What is new in this current paper by Sundh et al.? Oga et al. previously reported on 150 patients from secondary care in Japan, and compared the DOSE, BODE and ADO indices in relation to mortality.5 They found that all three indices were significantly predictive of 5-year mortality, but that the BODE and ADO indices performed somewhat better than the DOSE index. This is hardly surprising, since BODE and ADO were originally developed as indicators of mortality, whereas the DOSE index was originally designed to predict health status. The Sundh paper2 extends this observation in a larger cohort of over 500 patients from both primary and secondary care, providing firm evidence that the DOSE index is a very good predictor of respiratory disease-specific mortality. Furthermore, the Chi-square values in the regression model used by Sundh et al. show that the DOSE index Chi-square value was 146, followed by MRC dyspnoea scale (116), air flow obstruction (91), exacerbation frequency (75.5), and smoking (54). This order was similar to that found in the original DOSE paper.3 Thus, when considering commonly used severity markers against both health status (as in the original paper) or mortality (as in the Sundh paper), the DOSE index is a stronger predictor than any of its individual items. In addition, while smoking is much vaunted as a predictor of mortality, smoking was not statistically significantly associated with mortality in the univariate analysis. The vast majority of patients with COPD are current or former smokers. However, smoking only accounts for 40–70% of the attributable risk for COPD.6 In the USA, for example, 20% of COPD patients are non-smokers, and 20% of COPD mortality occurs in non-smokers.7 It is therefore worth investigating whether or not DOSE would be less useful in these individuals.

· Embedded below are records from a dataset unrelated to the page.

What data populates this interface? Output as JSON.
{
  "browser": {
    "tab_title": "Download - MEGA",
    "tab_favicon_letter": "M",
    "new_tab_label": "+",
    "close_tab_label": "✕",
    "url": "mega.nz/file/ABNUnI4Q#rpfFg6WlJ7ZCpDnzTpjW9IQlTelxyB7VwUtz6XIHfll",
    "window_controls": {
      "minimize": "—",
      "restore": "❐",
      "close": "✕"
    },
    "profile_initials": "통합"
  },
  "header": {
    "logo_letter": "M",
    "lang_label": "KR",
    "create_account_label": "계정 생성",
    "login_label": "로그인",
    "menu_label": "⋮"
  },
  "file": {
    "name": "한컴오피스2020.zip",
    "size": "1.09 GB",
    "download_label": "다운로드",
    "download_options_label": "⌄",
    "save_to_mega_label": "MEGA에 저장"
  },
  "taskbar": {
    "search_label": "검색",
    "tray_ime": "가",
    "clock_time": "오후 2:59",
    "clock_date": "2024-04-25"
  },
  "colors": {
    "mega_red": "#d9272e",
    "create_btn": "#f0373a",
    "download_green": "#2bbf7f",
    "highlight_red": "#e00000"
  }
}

There are different ways to assess the value of indices in predicting mortality. In the Sundh paper2 the DOSE index score was examined in categories, whereas in the Oga paper5 the DOSE score was used as a continuous variable and Cox's proportional hazards were used. The data for the Sundh paper were presented as those with a score of 0–3 compared to those with a score ≥4. Using Cox regression analyses the predictive value of the DOSE index was compared to other items. The methodological processes used by both papers were sound. However, for clinical use, a measure that can be used to assess change in status over time is likely to be more helpful than a measure that assesses prognosis only at one particular moment. Stratifying the DOSE at a single cut point will limit its utility in this regard. The possibility that DOSE can be used as a continuous variable, however, is one that needs to be investigated further.

Data recently presented at the 2012 International Primary Care Respiratory Group (IPCRG) World Conference in Edinburgh showed that the DOSE index but not the ADO index was a predictor of future admissions and exacerbations.8 When taking mortality as an outcome, the DOSE index has been shown to be a useful predictor of mortality in both primary and secondary care settings, yet not as strongly as the BODE and ADO indices. On the other hand, the BODE index is currently not as useful in a primary care setting where the 6-minute walk test is not routinely available. The ADO index, while simple to perform, is strongly tied to the factor ‘age’. The conclusion is that the DOSE index may be the one index to meet all the criteria required of an index for use in routine primary care clinical practice, one which would provide healthcare professionals with a measure of current status and future risk in their COPD patients.